In more severe cases of ST-HUS, patients may have jaundice and hepatosplenomegaly, with petechiae or purpura being uncommon findings. Apart from renal injury, other organs may be involved including the gastrointestinal tract, central nervous system, lungs, heart, and pancreas [14]. Neurological manifestations including coma, seizures, and extra-pyramidal symptoms have been reported though are more common with thrombogenic thrombocytopenic purpura, a distinct thrombotic microangiopathy with overlapping clinical features to ST-HUS. Life-threatening gastrointestinal complications, such as colonic necrosis with perforation, intussusception, peritonitis, and sepsis are rare but should remain on the differential for patients with a confirmed microbiologic result and clinically deteriorating course [15].

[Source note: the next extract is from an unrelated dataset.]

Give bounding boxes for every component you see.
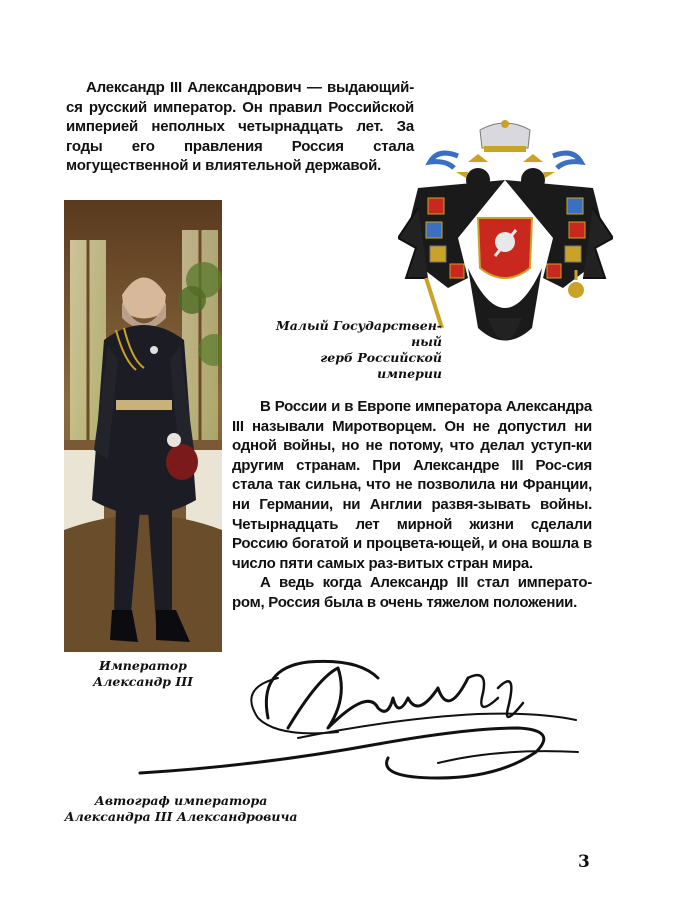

There are no pathognomonic endoscopic features of colitis secondary to STEC, which may include edema, erosions, ulcerations, and violaceous coloring akin to other causes of colonic ischemia. Histology of this colitis may show pseudomembranes, as was the case with our patient, with lamina propria hemorrhage and crypt withering. The muscularis mucosae, submucosa, and muscularis propria are not usually involved. STEC colitis can be difficult to distinguish based on histology alone as the histological features resemble a pattern similar to ischemic colitis and other toxin-mediated infectious colitis like C. difficile [16]. The specific site of colonic involvement may further help distinguish STEC and ischemic colitis; O157:H7 strains have been observed to more commonly produce right-sided colonic disease, whereas post-operative ischemia characteristically manifests within the left side of the colon [17]. As stated above, in this case, given the involvement of the rectum and sigmoid colon, post-operative ischemic colitis with overlapping STEC infection was favored. Nevertheless, non-O157:H7 strains may deviate from this right-sided predilection, further confusing the picture [18].

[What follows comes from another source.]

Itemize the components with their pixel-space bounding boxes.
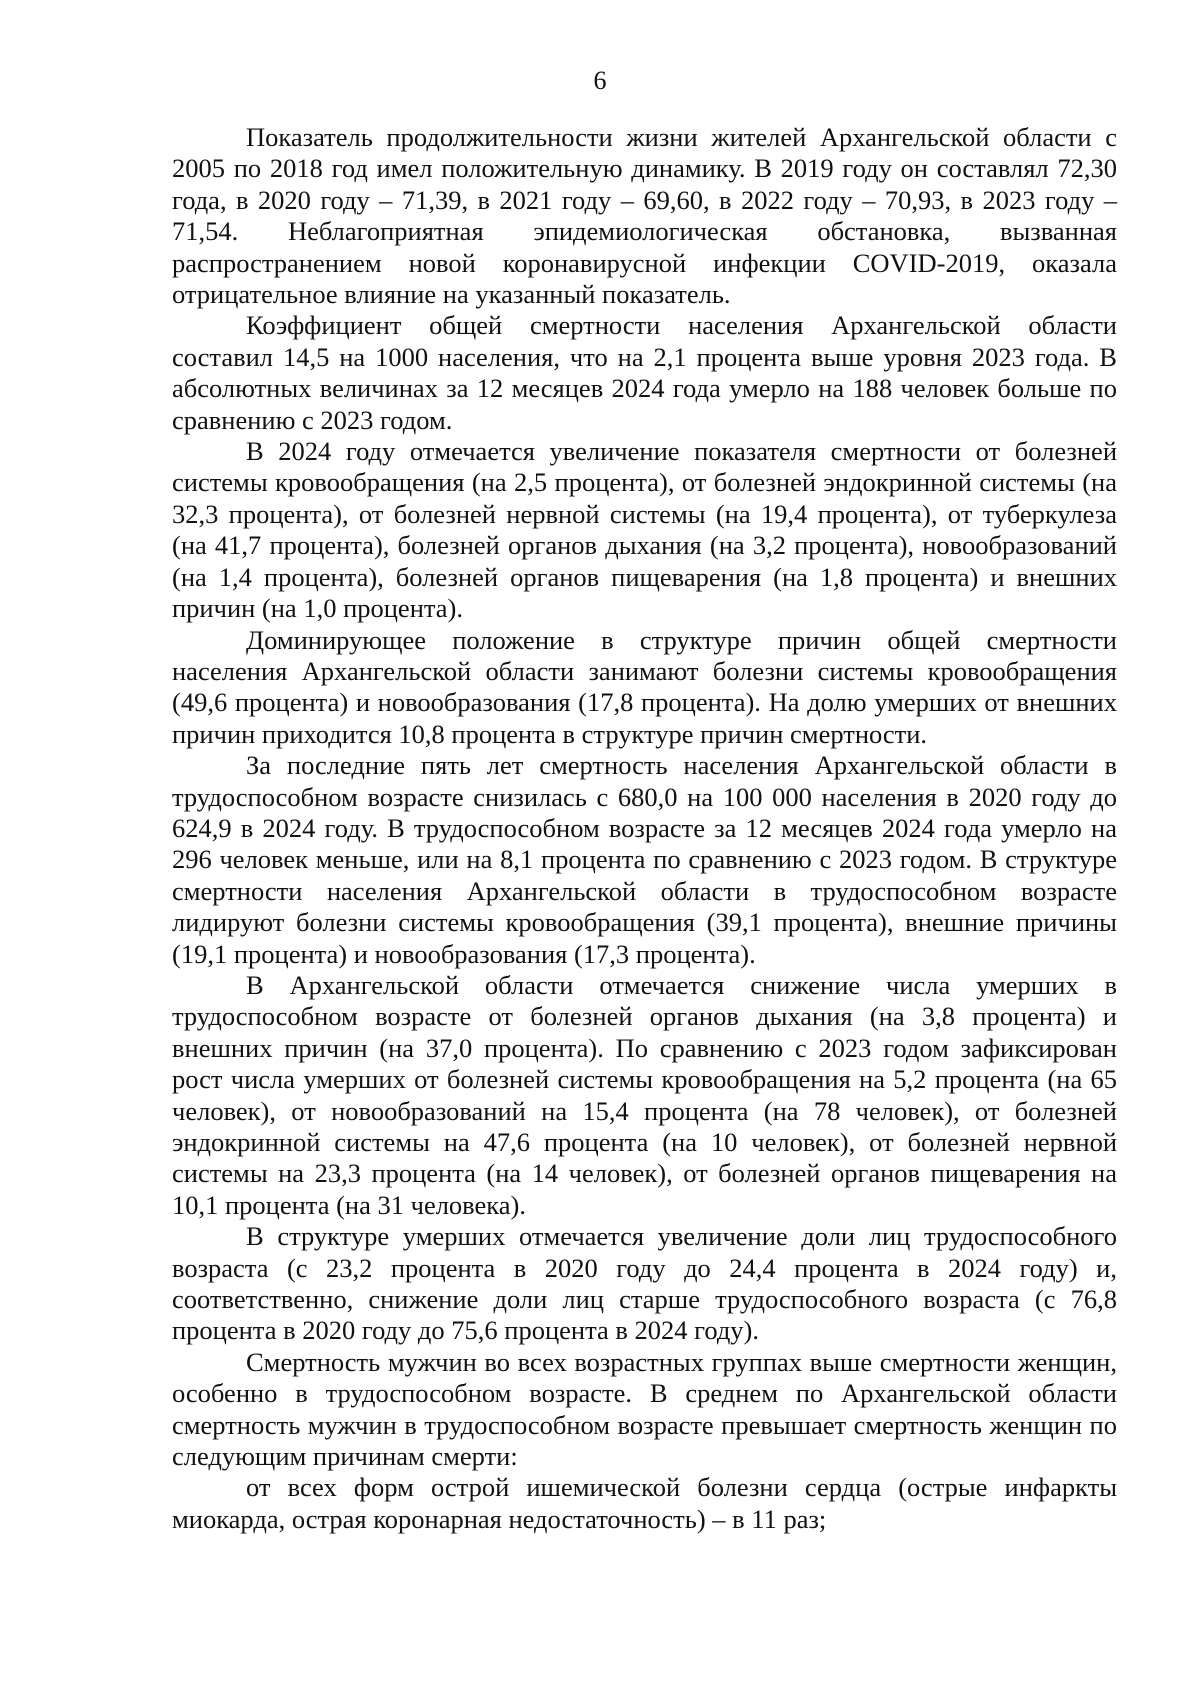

Management of ST-HUS includes supportive care with intravenous fluids in hospitalized patients to maintain adequate renal perfusion [19]. Antibiotics ought to be avoided, as stated, given their association with Shiga toxin production by the encoding bacteriophage in the STEC chromosome [20]. Anti-motility agents should also be avoided for the theoretical risk of colonic perforation and toxicity in infectious colitis. Plasmapheresis or plasma exchange has been reported for the treatment of severe, refractory cases [21, 22]. Eculizumab, a monoclonal antibody targeted against complement C5 that is used in another microangiopathy, complement-mediated HUS, may also be used to treat ST-HUS, particularly in those with CNS involvement [23, 24]. Patients with a more severe acute illness, CNS involvement, and need for dialysis are all associated with worse prognosis [3, 24]. Although ST-HUS most commonly affects children, adults may have worse outcomes, and studies have reported up to 15% mortality in certain high-risk, elderly individuals [25, 26]. The most common long-term complications of ST-HUS include hypertension and chronic kidney disease [27, 28]. Fortunately, ST-HUS does not typically recur; future episodes of HUS should lead to investigation of alternative complement pathway disorders.